The article then quotes from the relevant sections of the Geneva Convention. Here is only some of what the Convention requires of medical personnel:
Excerpts From the "Geneva Convention Relative to the Protection of Civilian Persons in Time of War" (1949)

Article 129: Deaths of internees shall be certified in every case by a doctor, and a death certificate shall be made out, showing the causes of death and the conditions under which it occurred.

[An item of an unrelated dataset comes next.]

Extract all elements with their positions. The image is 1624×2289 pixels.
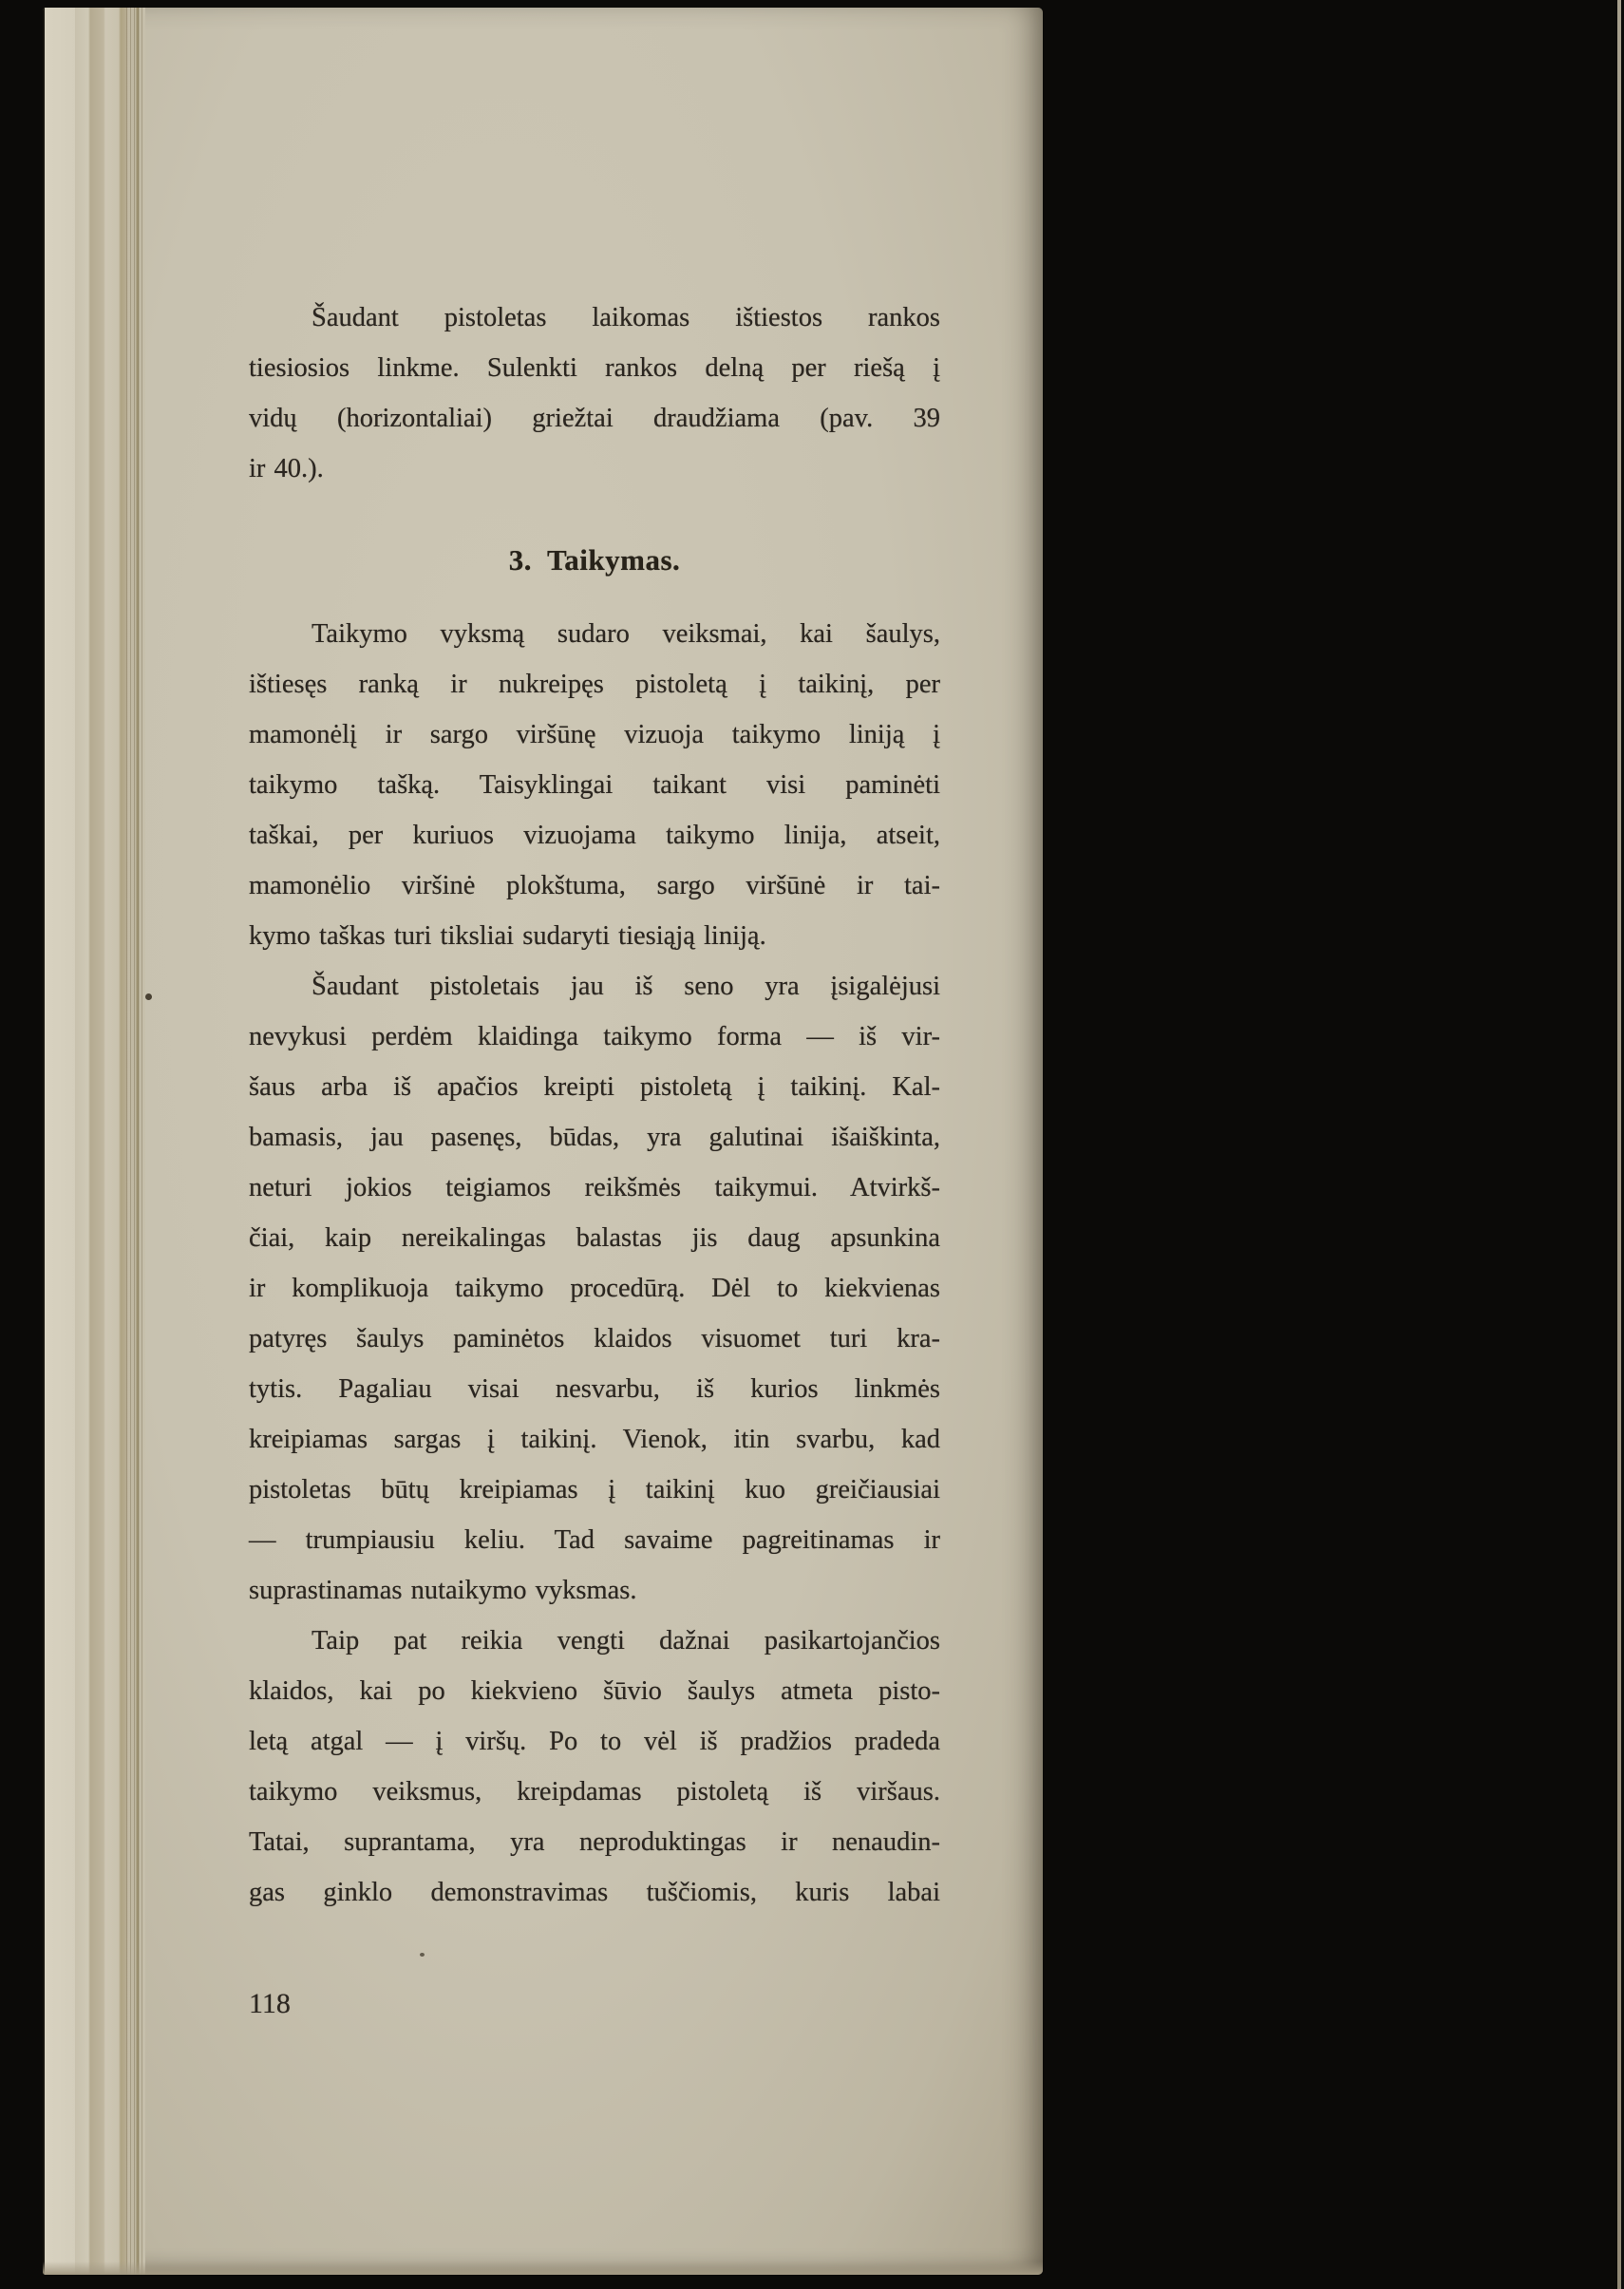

An official record of the death, duly registered, shall be drawn up in accordance with the procedure relating thereto in force in the territory where the place of internment is situated, and a duly certified copy of such record shall be transmitted without delay to the Protecting Power as well as to the Central Agency referred to in Article 140.

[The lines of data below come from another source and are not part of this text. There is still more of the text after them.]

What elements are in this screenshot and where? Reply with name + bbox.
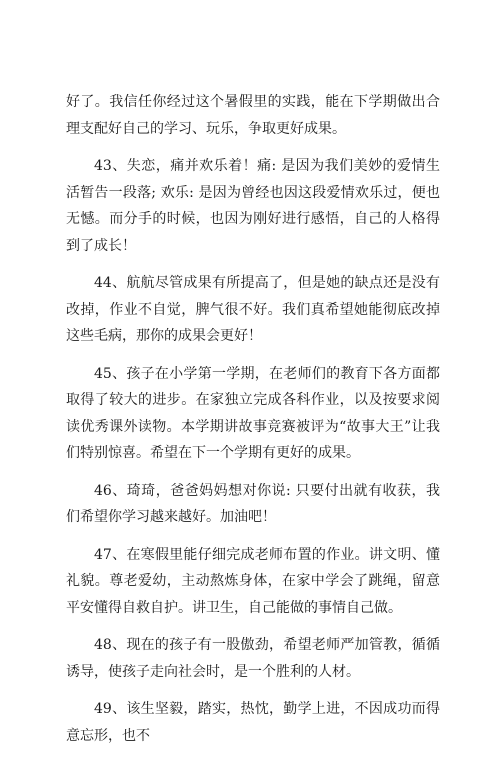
paragraph-continuation: 好了。我信任你经过这个暑假里的实践，能在下学期做出合理支配好自己的学习、玩乐，争取更好成果。	[66, 94, 440, 137]
paragraph-47: 47、在寒假里能仔细完成老师布置的作业。讲文明、懂礼貌。尊老爱幼，主动熬炼身体，在家中学会了跳绳，留意平安懂得自救自护。讲卫生，自己能做的事情自己做。	[66, 546, 440, 616]
paragraph-43: 43、失恋，痛并欢乐着！痛: 是因为我们美妙的爱情生活暂告一段落; 欢乐: 是因为曾经也因这段爱情欢乐过，便也无憾。而分手的时候，也因为刚好进行感悟，自己的人格得到了成长！	[66, 158, 440, 254]
paragraph-48: 48、现在的孩子有一股傲劲，希望老师严加管教，循循诱导，使孩子走向社会时，是一个胜利的人材。	[66, 637, 440, 680]
document-body	[66, 89, 440, 760]
paragraph-44: 44、航航尽管成果有所提高了，但是她的缺点还是没有改掉，作业不自觉，脾气很不好。我们真希望她能彻底改掉这些毛病，那你的成果会更好！	[66, 275, 440, 344]
paragraph-46: 46、琦琦，爸爸妈妈想对你说: 只要付出就有收获，我们希望你学习越来越好。加油吧！	[66, 482, 440, 525]
paragraph-49: 49、该生坚毅，踏实，热忱，勤学上进，不因成功而得意忘形，也不	[66, 701, 440, 744]
paragraph-45: 45、孩子在小学第一学期，在老师们的教育下各方面都取得了较大的进步。在家独立完成各科作业，以及按要求阅读优秀课外读物。本学期讲故事竞赛被评为“故事大王”让我们特别惊喜。希望在下一个学期有更好的成果。	[66, 365, 440, 461]
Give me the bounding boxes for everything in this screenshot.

Article 130: The detaining authorities shall ensure that internees who die while interned are honourably buried, if possible according to the rites of the religion to which they belonged, and that their graves are respected, properly maintained, and marked in such a way that they can always be recognized. . . . As soon as circumstances permit . . . the Detaining Power shall forward lists of graves of deceased internees to the Powers on whom the deceased internees depended, through the Information Bureaux provided for in Article 136. Such lists shall include all particulars necessary for the identification of the deceased internees, as well as the exact location of their graves.

[snip]
In the wake of the Abu Ghraib revelations in 2004, the Department of Defense called a hurried press conference to discuss reports of detainee deaths. At that time death certificates were produced:
The May 2004 death certificates appear to have been finalized for the press conference rather than completed during the routine work of the pathologists. Most bear preliminary signatures dated within a week of the death, but 17 of 22 certificates for deaths occurring between 2002 and 2004 were finalized within 9 days of the press conference. It appears that pathologists signed his or her batch of certificates at a single sitting at which the earlier and later signatures were affixed. Figure 2, for example, shows all 5 death certificates signed by Major Michael E. Smith. It appears that he used 1 pen and signature mark to simultaneously put a preliminary signature on certificates dated August 22, 23, and 25, 2003 and on October 23 and December 2, 2003, and then finalized those same certificates on May 12, 2004 with the same pen and hand stroke. A similar pattern is seen on death certificates signed by Colonel Eric Berg, Lieutenant Colonel Elizabeth Rouse, and Major Louis Finelli. James Caruso used the same signatures on his 3 death certificates and signed one for Jerry Hodge on May 13, 2004.
Vital forensic evidence that could have resulted in criminal proceedings against military personnel who murdered prisoners was mishandled by the Armed Forces Institute of Pathology's Office of Medical Examiners that made prosecution difficult or impossible:
The Office of Medical Examiners did not develop adequate procedures for preserving evidence for trial. The cooler containing the autopsy specimens of the murdered prisoner, Mr. Nagen Sadoon Hatab, exploded while sitting on a hot airport tarmac awaiting transport to trial. Pathologist Colonel Kathleen Ingwersen lost the broken neck hyoid (wishbone) bone showing that a soldier had strangled Mr. Hatab. The throat and rib cage were found on 2 different continents. As Dr. Ingwersen explained, "I should have paid closer attention . . . instead of relying on what turned out to be a miscommunication with my assistant." She suggested that she mishandled evidence because she was taking a drug to treat an allergic reaction to sandfly bites. The Armed Forces Institute of Pathology then obstructed the trial by refusing to allow independent DNA testing on the decedent's rib cage that they had temporarily lost so that the prosecution could prove that it came from the decedent.
These are almost random excerpts. There is much more in this discouraging and disheartening article. What has our profession come to?